6. The adjustable pedestal structure of the bed according to claim 4, wherein the wide spiral flange or the narrow spiral flanges are connected to the inner surface of the frame tube of the rotation cylinder of the lower structural part, the rotation cylinder of the middle structural part and the rotation cylinder of the upper structural part of the adjustable pedestal structure, the lengths and densities of the threads of which vary individually in the different rotation cylinders whereby each rotation cylinder has its own individual speed of adjustment movement.

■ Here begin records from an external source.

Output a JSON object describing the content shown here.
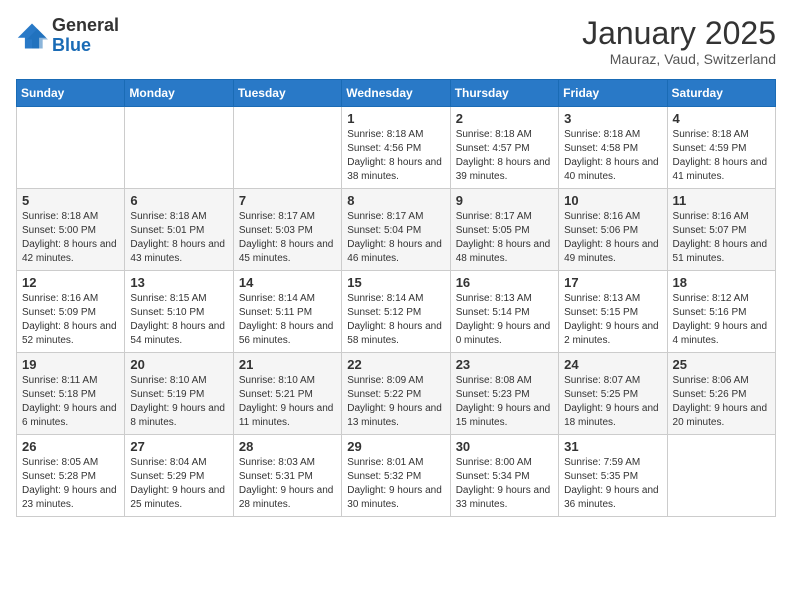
{
  "logo": {
    "general": "General",
    "blue": "Blue"
  },
  "header": {
    "month": "January 2025",
    "location": "Mauraz, Vaud, Switzerland"
  },
  "weekdays": [
    "Sunday",
    "Monday",
    "Tuesday",
    "Wednesday",
    "Thursday",
    "Friday",
    "Saturday"
  ],
  "weeks": [
    [
      null,
      null,
      null,
      {
        "day": 1,
        "sunrise": "8:18 AM",
        "sunset": "4:56 PM",
        "daylight": "8 hours and 38 minutes."
      },
      {
        "day": 2,
        "sunrise": "8:18 AM",
        "sunset": "4:57 PM",
        "daylight": "8 hours and 39 minutes."
      },
      {
        "day": 3,
        "sunrise": "8:18 AM",
        "sunset": "4:58 PM",
        "daylight": "8 hours and 40 minutes."
      },
      {
        "day": 4,
        "sunrise": "8:18 AM",
        "sunset": "4:59 PM",
        "daylight": "8 hours and 41 minutes."
      }
    ],
    [
      {
        "day": 5,
        "sunrise": "8:18 AM",
        "sunset": "5:00 PM",
        "daylight": "8 hours and 42 minutes."
      },
      {
        "day": 6,
        "sunrise": "8:18 AM",
        "sunset": "5:01 PM",
        "daylight": "8 hours and 43 minutes."
      },
      {
        "day": 7,
        "sunrise": "8:17 AM",
        "sunset": "5:03 PM",
        "daylight": "8 hours and 45 minutes."
      },
      {
        "day": 8,
        "sunrise": "8:17 AM",
        "sunset": "5:04 PM",
        "daylight": "8 hours and 46 minutes."
      },
      {
        "day": 9,
        "sunrise": "8:17 AM",
        "sunset": "5:05 PM",
        "daylight": "8 hours and 48 minutes."
      },
      {
        "day": 10,
        "sunrise": "8:16 AM",
        "sunset": "5:06 PM",
        "daylight": "8 hours and 49 minutes."
      },
      {
        "day": 11,
        "sunrise": "8:16 AM",
        "sunset": "5:07 PM",
        "daylight": "8 hours and 51 minutes."
      }
    ],
    [
      {
        "day": 12,
        "sunrise": "8:16 AM",
        "sunset": "5:09 PM",
        "daylight": "8 hours and 52 minutes."
      },
      {
        "day": 13,
        "sunrise": "8:15 AM",
        "sunset": "5:10 PM",
        "daylight": "8 hours and 54 minutes."
      },
      {
        "day": 14,
        "sunrise": "8:14 AM",
        "sunset": "5:11 PM",
        "daylight": "8 hours and 56 minutes."
      },
      {
        "day": 15,
        "sunrise": "8:14 AM",
        "sunset": "5:12 PM",
        "daylight": "8 hours and 58 minutes."
      },
      {
        "day": 16,
        "sunrise": "8:13 AM",
        "sunset": "5:14 PM",
        "daylight": "9 hours and 0 minutes."
      },
      {
        "day": 17,
        "sunrise": "8:13 AM",
        "sunset": "5:15 PM",
        "daylight": "9 hours and 2 minutes."
      },
      {
        "day": 18,
        "sunrise": "8:12 AM",
        "sunset": "5:16 PM",
        "daylight": "9 hours and 4 minutes."
      }
    ],
    [
      {
        "day": 19,
        "sunrise": "8:11 AM",
        "sunset": "5:18 PM",
        "daylight": "9 hours and 6 minutes."
      },
      {
        "day": 20,
        "sunrise": "8:10 AM",
        "sunset": "5:19 PM",
        "daylight": "9 hours and 8 minutes."
      },
      {
        "day": 21,
        "sunrise": "8:10 AM",
        "sunset": "5:21 PM",
        "daylight": "9 hours and 11 minutes."
      },
      {
        "day": 22,
        "sunrise": "8:09 AM",
        "sunset": "5:22 PM",
        "daylight": "9 hours and 13 minutes."
      },
      {
        "day": 23,
        "sunrise": "8:08 AM",
        "sunset": "5:23 PM",
        "daylight": "9 hours and 15 minutes."
      },
      {
        "day": 24,
        "sunrise": "8:07 AM",
        "sunset": "5:25 PM",
        "daylight": "9 hours and 18 minutes."
      },
      {
        "day": 25,
        "sunrise": "8:06 AM",
        "sunset": "5:26 PM",
        "daylight": "9 hours and 20 minutes."
      }
    ],
    [
      {
        "day": 26,
        "sunrise": "8:05 AM",
        "sunset": "5:28 PM",
        "daylight": "9 hours and 23 minutes."
      },
      {
        "day": 27,
        "sunrise": "8:04 AM",
        "sunset": "5:29 PM",
        "daylight": "9 hours and 25 minutes."
      },
      {
        "day": 28,
        "sunrise": "8:03 AM",
        "sunset": "5:31 PM",
        "daylight": "9 hours and 28 minutes."
      },
      {
        "day": 29,
        "sunrise": "8:01 AM",
        "sunset": "5:32 PM",
        "daylight": "9 hours and 30 minutes."
      },
      {
        "day": 30,
        "sunrise": "8:00 AM",
        "sunset": "5:34 PM",
        "daylight": "9 hours and 33 minutes."
      },
      {
        "day": 31,
        "sunrise": "7:59 AM",
        "sunset": "5:35 PM",
        "daylight": "9 hours and 36 minutes."
      },
      null
    ]
  ],
  "labels": {
    "sunrise_prefix": "Sunrise: ",
    "sunset_prefix": "Sunset: ",
    "daylight_prefix": "Daylight: "
  }
}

7. The adjustable pedestal structure of the bed according to claim 4, wherein the lower surface of the axle connected to the foot structure of the adjustable pedestal structure, the axle connected to the ends of the lever arms of the lower structural part and the axle connected to ends of the lever arms of the middle structural part has a guide groove for the guide bearings of the spindle of the linear actuator which prevents the connecting module of the guide bearings of the spindle and the pushing wheels that move the wide spiral flange and the pushing wheels that move the narrow spiral flanges attached thereto from rotating and following the adjustment movement of the rotation cylinder when the pushing wheels push or pull the wide spiral flange and the narrow spiral flanges attached to the inner surface of the frame tube of the rotating cylinder forwards and backwards in the direction parallel to the axle.

8. The adjustable pedestal structure of the bed according to claim 4, wherein the spring-loaded ball head screws the other end of which rests against the frame tube of the rotation cylinder, thereby preventing the guide bearings of the spindle of the actuator from falling out of the guide groove of the axle are connected to the connecting module of the pushing wheels and the guide bearings of the spindle, to which also the pushing wheels that move the wide spiral flange are connected, to opposite side of the guide bearings of the spindle of the actuator.

9. The adjustable pedestal structure of the bed according to claim 1, wherein the grooves in the mounting flanges of the axle connected to the end of the lever arms of the lower structural part and the axle connected to the end of the lever arms of the middle structural part of the adjustable pedestal structure allow the free trajectories of the gas springs that move the middle structural part and the gas springs that move the upper structural part in the different positions of the adjustment mechanism and that the gas springs moving the lower structural part, the middle structural part and the upper structural part remain hidden behind the cover plates of the frame structures of the lever arms and the connecting plate of the lever arms of the lower structural part and the frame structures and the cover plates of the lever arms and the connecting plate of the lever arms of the middle structural part.

10. The adjustable pedestal structure of the bed according to claim 1, wherein the width of the inner surface of the U-shaped foot structure of the pedestal which is open at the foot end of the bed is larger than the width of the sleeping platform frame structure of the bed which enables the sleeping platform structure of the bed to be adjusted to a vertical position, to the so-called stand-up position function of the bed.